Die Ältesten stehen bereit, als sie den Feuerkreis betritt. Sie schweigen und bedeuten ihr, sich zu setzen. Langsam drehen sie Beschwörungsformeln murmelnd, Kreise um sie, legen ihr Amulette um, berühren ihre Stirn, ihre Schultern. Die große Alte hockt sich vor sie und legt ihr die Bemalung an, drückt ihr bitter schmeckende Kräuter in den Mund. Sie würgt, doch dann kaut sie und schluckt.

Das Feuer wird heller und wärmer. Sie möchte aufstehen und zu den Trommeln, die in ihrem Kopf klingen, tanzen. Sie schaut empor und nimmt einen tiefen Atemzug. Plötzlich sind alle weg. Sie ist allein.

Sie steht auf und macht einige langsame Schritte. Sie beobachten sie. Einen Moment zögert sie. Dann rennt sie los. Laute, jubelnde Schreie klingen aus den Hütten wie ein Abschiedsgruß.

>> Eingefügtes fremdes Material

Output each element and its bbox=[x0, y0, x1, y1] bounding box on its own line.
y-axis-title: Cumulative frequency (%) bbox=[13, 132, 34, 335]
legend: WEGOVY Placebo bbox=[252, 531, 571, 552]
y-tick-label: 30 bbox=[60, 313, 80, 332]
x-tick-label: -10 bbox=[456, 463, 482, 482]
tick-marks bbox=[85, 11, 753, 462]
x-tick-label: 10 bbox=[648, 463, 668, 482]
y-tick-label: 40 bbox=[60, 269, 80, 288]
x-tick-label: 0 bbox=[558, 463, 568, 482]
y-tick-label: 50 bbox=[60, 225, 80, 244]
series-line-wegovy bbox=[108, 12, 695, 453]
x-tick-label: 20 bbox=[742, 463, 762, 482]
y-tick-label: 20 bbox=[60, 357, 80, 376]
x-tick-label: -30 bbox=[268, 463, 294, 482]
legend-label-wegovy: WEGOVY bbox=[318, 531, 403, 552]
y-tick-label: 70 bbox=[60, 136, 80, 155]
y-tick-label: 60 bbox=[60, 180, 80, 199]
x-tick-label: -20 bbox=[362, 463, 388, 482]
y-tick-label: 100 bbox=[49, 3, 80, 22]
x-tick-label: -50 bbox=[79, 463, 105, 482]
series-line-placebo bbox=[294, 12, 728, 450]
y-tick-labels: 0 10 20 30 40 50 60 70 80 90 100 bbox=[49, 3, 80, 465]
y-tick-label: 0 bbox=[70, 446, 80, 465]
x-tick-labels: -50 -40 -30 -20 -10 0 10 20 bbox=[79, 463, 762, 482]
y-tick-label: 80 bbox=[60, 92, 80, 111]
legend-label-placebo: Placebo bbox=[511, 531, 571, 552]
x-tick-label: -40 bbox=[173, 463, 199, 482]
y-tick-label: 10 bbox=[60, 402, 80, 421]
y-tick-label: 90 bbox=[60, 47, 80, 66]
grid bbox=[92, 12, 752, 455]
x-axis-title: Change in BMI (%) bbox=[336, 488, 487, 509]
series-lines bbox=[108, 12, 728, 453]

Der Mond ist verschwunden. Dunkle Wolken verdecken ihn und der Regen ist stärker geworden. Sie rennt geradeaus und irrt doch umher. In ihrem Kopf dreht sich alles. Es wird immer kälter. Außer Sichtweite des Dorfes bleibt sie stehen und hockt sich an einen Baum.

Als sie am nächsten Morgen gefunden wird, hockt ein Rabe auf ihrem rechten Knie. Die große Alte schließt, was von ihren Augen noch übrig ist.

Die Ernte wird schlecht werden in diesem Jahr.

Alice

7 Kommentare Gib deinen ab

  1. Christiane sagt:

    Mich lässt die Geschichte unzufrieden zurück. Ich wüsste gern, was passiert ist und warum. Nein, du musst das Geheimnis nicht verraten, das ist ja die Kunst, aber wo ist der Hinweis?
    Spannend.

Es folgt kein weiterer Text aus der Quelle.